If you’re like most people, washing dishes is a chore. Okay, maybe it’s just me. But back in 1886 a woman inventor named Josephine Cochran thought the same thing. Technically Joel Houghton patented a dish washing machine, but it was a wooden machine that just splashed water on dishes. Josephine wanted a fully functional machine, so she invented it herself.
Josephine was known for throwing lavish dinner parties. But one day after a big party she noticed that one of the servants had chipped a very expensive piece of china. So she decided to start washing the dishes herself, even though she really hated having dishpan hands.
One day she simply got tired of the task and set out to make a dishwasher that worked. As she held a cup in her hand, she had an epiphany. Why not make a machine that holds the dishes in place while the pressure of hot soapy water totally washes over them? That very day she had put together the basic concept for her mechanical dishwasher.
Shortly after she came up with the concept, her husband died, leaving her with a mountain of debt and only about $1500. But Josephine was determined to see her idea through to fruition.
Josephine’s father was a hydraulic engineer, so she probably learned a lot from observing him. If she did get help from a man at home, she certainly didn’t get it when she was in the prototype phase. It was frustrating to have men tell her her way wouldn’t work and that they could come up with a better way.
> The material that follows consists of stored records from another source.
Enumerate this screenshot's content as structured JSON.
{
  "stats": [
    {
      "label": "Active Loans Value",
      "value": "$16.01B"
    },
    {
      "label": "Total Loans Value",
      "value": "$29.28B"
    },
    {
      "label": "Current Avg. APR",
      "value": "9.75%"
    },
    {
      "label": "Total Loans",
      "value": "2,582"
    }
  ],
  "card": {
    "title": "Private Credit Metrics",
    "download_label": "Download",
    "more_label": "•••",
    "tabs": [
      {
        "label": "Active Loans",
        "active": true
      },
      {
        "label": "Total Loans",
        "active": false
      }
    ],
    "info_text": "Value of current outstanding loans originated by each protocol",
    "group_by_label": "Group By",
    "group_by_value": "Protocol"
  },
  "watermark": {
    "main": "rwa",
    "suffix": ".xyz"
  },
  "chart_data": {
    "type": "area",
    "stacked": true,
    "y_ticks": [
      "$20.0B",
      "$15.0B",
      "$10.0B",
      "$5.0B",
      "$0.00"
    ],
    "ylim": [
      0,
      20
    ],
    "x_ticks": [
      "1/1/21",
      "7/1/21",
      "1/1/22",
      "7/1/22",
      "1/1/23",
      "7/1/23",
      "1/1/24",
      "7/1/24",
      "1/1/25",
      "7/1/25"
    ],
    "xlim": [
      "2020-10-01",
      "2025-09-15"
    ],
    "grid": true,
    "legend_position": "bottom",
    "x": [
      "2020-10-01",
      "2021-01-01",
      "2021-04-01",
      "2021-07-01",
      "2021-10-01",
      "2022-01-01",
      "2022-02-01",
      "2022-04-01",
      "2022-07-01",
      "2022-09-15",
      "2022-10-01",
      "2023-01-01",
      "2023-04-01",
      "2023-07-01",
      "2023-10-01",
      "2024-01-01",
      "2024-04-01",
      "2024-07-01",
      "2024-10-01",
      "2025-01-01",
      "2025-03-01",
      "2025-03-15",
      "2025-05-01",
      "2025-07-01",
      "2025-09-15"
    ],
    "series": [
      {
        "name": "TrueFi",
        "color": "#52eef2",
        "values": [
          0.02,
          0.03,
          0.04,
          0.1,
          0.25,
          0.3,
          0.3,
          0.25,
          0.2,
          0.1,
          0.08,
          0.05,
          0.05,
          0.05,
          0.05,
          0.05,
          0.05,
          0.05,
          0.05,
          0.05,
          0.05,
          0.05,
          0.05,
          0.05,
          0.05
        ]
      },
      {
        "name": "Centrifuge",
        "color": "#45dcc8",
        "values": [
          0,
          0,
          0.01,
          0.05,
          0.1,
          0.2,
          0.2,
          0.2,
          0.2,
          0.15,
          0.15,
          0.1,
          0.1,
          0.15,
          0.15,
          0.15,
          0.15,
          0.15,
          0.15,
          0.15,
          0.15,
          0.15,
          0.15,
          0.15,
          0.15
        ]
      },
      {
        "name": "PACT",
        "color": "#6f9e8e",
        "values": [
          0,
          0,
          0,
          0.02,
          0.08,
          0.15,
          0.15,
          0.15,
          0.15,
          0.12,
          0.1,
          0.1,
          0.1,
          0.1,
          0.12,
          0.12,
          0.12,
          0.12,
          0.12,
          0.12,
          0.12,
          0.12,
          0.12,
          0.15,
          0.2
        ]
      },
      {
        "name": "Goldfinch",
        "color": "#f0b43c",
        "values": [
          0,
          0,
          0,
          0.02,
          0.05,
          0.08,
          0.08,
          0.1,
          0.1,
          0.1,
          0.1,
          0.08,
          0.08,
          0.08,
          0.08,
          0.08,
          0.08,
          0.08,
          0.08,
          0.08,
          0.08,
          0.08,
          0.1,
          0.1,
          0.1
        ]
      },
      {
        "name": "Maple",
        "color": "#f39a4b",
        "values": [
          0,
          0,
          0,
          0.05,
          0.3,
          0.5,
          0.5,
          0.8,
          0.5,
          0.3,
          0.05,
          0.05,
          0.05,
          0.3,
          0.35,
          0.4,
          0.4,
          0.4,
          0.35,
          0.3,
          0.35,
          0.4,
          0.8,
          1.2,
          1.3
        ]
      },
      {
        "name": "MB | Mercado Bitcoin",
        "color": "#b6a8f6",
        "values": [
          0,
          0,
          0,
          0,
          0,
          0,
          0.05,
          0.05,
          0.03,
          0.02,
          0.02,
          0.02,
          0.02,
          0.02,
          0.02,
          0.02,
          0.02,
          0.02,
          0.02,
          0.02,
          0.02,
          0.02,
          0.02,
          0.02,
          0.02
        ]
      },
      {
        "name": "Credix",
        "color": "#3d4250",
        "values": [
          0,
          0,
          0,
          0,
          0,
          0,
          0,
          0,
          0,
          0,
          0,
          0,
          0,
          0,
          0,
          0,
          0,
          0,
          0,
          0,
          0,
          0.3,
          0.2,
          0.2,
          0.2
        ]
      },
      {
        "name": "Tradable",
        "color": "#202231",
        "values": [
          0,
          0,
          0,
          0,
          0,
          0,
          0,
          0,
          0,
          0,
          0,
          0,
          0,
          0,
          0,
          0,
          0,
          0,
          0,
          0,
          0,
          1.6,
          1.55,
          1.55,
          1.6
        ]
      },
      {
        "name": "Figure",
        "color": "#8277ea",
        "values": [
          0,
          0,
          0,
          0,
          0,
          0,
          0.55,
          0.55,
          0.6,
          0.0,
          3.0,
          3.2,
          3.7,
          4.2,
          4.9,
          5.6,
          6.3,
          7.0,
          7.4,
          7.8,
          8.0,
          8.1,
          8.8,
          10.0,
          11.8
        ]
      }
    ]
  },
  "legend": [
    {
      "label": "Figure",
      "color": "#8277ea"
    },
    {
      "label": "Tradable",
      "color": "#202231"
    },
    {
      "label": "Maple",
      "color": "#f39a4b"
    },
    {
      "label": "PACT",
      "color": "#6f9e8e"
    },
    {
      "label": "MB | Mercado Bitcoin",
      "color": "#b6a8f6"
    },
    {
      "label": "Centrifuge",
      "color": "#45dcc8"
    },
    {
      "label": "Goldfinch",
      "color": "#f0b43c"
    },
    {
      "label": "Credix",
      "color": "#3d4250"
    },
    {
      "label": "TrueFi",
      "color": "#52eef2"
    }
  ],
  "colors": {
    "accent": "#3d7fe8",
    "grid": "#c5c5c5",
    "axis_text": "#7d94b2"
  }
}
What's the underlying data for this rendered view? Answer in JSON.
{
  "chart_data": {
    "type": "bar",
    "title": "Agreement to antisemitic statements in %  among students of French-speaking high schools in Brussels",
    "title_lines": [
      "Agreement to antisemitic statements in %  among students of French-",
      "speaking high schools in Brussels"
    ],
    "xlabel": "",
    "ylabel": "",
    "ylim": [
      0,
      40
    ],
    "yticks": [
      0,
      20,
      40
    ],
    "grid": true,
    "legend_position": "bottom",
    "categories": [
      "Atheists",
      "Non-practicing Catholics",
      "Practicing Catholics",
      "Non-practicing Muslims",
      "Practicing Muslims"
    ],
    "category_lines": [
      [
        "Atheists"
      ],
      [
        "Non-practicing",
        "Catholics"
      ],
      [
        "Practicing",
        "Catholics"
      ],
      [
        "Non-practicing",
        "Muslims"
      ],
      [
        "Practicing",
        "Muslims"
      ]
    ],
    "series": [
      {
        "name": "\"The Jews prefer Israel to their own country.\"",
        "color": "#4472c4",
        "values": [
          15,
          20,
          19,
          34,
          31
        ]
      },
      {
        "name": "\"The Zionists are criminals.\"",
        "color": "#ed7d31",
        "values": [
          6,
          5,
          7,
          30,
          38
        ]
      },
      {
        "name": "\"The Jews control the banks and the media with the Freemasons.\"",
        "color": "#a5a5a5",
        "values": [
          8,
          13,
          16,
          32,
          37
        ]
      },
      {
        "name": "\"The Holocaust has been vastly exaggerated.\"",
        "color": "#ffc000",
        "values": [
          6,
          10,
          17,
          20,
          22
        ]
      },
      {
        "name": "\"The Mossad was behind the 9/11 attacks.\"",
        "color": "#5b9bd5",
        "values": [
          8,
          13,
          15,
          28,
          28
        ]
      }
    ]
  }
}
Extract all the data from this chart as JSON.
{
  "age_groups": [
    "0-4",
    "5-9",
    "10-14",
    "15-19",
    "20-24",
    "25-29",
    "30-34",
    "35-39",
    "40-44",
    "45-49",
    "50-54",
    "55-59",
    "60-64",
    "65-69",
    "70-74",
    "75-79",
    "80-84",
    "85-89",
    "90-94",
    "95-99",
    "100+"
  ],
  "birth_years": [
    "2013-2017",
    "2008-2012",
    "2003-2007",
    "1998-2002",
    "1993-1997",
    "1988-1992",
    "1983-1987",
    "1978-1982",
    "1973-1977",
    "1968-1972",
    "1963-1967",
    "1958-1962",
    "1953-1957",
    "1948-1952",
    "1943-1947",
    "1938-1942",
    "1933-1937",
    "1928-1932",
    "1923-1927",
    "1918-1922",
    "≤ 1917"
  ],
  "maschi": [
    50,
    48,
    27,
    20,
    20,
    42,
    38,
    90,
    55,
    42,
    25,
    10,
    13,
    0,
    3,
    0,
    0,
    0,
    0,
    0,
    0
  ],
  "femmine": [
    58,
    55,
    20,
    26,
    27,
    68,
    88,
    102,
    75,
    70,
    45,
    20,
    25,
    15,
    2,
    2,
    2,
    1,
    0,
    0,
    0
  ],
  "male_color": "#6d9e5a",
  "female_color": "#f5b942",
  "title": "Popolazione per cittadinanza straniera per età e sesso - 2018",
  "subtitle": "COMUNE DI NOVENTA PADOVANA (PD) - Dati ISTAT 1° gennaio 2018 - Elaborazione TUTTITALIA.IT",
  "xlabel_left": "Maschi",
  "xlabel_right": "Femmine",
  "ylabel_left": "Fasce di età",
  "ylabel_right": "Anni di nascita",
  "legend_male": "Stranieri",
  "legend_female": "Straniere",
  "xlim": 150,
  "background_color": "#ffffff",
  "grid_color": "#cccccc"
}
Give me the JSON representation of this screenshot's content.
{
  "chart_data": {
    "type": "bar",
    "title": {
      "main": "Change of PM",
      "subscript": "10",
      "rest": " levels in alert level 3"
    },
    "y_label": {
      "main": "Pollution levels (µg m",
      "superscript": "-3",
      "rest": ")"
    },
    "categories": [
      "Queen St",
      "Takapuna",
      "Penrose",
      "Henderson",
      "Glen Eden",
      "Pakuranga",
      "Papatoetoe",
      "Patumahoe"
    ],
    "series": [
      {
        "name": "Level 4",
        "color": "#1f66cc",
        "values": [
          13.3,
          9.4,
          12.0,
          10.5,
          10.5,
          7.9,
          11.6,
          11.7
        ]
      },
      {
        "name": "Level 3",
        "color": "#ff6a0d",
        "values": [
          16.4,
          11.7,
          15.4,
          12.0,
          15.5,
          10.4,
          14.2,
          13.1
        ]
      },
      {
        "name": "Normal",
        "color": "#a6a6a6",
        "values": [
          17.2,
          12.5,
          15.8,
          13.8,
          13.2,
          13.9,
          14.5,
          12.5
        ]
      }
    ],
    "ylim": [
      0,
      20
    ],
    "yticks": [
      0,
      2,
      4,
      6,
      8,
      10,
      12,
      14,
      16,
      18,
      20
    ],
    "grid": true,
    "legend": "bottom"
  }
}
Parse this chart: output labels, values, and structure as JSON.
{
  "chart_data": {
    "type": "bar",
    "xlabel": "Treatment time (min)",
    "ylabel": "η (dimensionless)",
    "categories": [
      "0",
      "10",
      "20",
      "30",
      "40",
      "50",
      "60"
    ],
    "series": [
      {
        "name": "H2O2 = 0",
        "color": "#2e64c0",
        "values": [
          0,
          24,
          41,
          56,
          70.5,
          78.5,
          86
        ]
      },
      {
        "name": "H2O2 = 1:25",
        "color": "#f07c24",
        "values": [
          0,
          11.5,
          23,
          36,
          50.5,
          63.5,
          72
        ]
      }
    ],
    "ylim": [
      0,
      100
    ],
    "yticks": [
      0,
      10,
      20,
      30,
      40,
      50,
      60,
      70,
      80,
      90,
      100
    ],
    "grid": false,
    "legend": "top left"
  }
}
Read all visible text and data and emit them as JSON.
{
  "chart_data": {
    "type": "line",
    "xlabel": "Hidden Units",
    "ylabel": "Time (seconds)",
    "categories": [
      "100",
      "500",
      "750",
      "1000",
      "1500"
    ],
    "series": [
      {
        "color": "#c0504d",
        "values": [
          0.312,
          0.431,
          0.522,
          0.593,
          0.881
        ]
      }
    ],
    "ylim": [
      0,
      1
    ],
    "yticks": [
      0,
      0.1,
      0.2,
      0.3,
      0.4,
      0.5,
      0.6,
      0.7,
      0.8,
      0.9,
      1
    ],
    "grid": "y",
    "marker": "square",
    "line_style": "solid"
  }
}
But eventually they saw her vision and ultimately the Garis-Cochran dishwashing machine was patented in 1886.
She thought she was making a machine that would take some of the drudgery out of dish washing for women, but women thought they didn’t really need to spend the money on them.
She sold her machines to restaurants and hotels through cold calling, which she continued to do almost until the day she died at 74.